Als einer der ersten Bahnhöfe war er zudem bewusst dem Automobilzeitalter angepasst: An einer Hallenseite finden sich zahlreiche Parkbuchten für Autos und Lieferwagen.
Niedergang seit den 1950ern
Damit kündigte sich bereits eine Entwicklung an, die ab den 1950er-Jahren den Bahnhöfen das Leben schwer machen sollte: die Ausbreitung des Autoverkehrs.
Nun wurden weniger Güter über die Schiene transportiert, viele Menschen nutzten den eigenen PKW. In vielen europäischen Städten kam hinzu, dass bei den Luftangriffen des Zweiten Weltkriegs die Bahnhöfe systematisch zerstört worden waren.
In der jungen Bundesrepublik wurden nur wenige von ihnen wieder aufgebaut – an ihre Stelle traten praktische, aber oft gesichtslose Neubauten. Besonders schwer traf es die Berliner Bahnhöfe: Weil für viele von ihnen in der geteilten Stadt keine Verwendung mehr war, wurden ihre Ruinen gesprengt.
1994 wurde aus der Deutschen Bundesbahn ein privates Unternehmen. Seitdem sind viele unrentable Strecken stillgelegt worden. Weiteres Sparpotenzial hat die Bahn bei den Provinzbahnhöfen ausgemacht: Versehen mit einem Fahrkartenautomaten und von einer Betriebszentrale aus ferngesteuert, funktionieren viele von ihnen mittlerweile ohne einen einzigen Schaffner.
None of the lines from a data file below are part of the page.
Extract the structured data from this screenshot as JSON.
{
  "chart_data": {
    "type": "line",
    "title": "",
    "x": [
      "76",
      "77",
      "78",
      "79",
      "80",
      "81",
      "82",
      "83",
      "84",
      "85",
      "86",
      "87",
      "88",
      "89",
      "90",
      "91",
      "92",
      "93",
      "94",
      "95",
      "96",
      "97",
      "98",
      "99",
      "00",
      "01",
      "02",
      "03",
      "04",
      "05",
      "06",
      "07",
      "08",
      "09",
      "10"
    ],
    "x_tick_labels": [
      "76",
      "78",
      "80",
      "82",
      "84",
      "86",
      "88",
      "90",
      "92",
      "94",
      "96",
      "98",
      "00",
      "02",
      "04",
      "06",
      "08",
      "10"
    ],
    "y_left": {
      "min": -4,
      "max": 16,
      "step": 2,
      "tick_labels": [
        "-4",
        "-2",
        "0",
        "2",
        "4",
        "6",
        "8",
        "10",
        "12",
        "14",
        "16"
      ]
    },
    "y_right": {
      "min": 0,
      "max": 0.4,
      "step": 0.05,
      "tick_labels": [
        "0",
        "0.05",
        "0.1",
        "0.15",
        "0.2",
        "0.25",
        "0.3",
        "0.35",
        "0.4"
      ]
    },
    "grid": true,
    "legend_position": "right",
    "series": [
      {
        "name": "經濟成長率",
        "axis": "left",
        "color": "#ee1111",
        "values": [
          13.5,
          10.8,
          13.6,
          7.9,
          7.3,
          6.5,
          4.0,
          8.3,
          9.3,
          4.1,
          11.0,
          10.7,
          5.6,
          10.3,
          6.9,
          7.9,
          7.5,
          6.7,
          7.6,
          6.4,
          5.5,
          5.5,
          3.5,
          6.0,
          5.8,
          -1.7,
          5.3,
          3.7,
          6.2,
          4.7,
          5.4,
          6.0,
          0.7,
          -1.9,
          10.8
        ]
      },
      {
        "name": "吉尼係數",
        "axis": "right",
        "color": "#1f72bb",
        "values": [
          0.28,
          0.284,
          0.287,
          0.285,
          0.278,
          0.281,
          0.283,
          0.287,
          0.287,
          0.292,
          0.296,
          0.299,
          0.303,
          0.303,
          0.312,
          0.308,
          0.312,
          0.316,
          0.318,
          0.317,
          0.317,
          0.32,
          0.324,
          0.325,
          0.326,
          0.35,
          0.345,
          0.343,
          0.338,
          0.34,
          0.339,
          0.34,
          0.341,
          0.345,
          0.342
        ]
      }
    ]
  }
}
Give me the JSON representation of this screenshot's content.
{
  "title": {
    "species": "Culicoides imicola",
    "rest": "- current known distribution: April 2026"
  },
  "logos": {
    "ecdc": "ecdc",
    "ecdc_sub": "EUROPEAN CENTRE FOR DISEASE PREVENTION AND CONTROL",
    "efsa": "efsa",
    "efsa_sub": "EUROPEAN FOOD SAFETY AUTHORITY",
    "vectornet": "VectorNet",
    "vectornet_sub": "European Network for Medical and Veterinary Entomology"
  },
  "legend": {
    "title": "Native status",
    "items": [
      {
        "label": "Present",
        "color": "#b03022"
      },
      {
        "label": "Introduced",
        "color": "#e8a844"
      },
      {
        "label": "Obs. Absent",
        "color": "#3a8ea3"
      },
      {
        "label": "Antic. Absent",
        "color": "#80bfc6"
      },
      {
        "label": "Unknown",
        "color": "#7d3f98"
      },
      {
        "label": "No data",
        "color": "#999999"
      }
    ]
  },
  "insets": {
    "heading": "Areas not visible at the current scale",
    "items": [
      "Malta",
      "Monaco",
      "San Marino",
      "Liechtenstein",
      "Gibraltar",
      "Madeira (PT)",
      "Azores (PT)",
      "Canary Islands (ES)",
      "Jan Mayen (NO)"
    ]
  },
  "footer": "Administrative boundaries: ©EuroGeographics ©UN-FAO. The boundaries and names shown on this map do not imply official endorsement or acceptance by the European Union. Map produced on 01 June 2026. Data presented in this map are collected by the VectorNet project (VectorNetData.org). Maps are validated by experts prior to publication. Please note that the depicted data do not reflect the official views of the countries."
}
Shoppingcenter mit Gleisanschluss – die Bahnhöfe der Zukunft
Ein gegenteiliger Trend zeigt sich bei den Großstadtbahnhöfen: Sie sind in den vergangenen Jahren deutlich aufgewertet worden. Oft geschieht das mit Hilfe privater Investoren, die in den Bahnhöfen Einkaufscenter anlegen.
Im Leipziger Hauptbahnhof beispielsweise wurden unter der historischen Bahnhofshalle zwei Tiefgeschosse eingezogen, in denen 140 Geschäfte untergebracht sind.
Hier wie andernorts haben sich dadurch die Bahnhöfe von einstigen städtischen Schmuddelecken zu beliebten Sehenswürdigkeiten entwickelt. Gleichzeitig werden aber auch Obdachlose und Arme vertrieben, für die der Bahnhof früher ein wichtiger Anlaufpunkt war.
Durch die Halle des Leipziger Hauptbahnhofs wirbeln nun täglich mehrere Reinigungstrupps, außerdem patrouilliert ein privater Sicherheitsdienst – akribisch dokumentiert von mehreren an der Hallendecke angebrachten Überwachungskameras.
(Erstveröffentlichung 2006. Letzte Aktualisierung 28.04.2020)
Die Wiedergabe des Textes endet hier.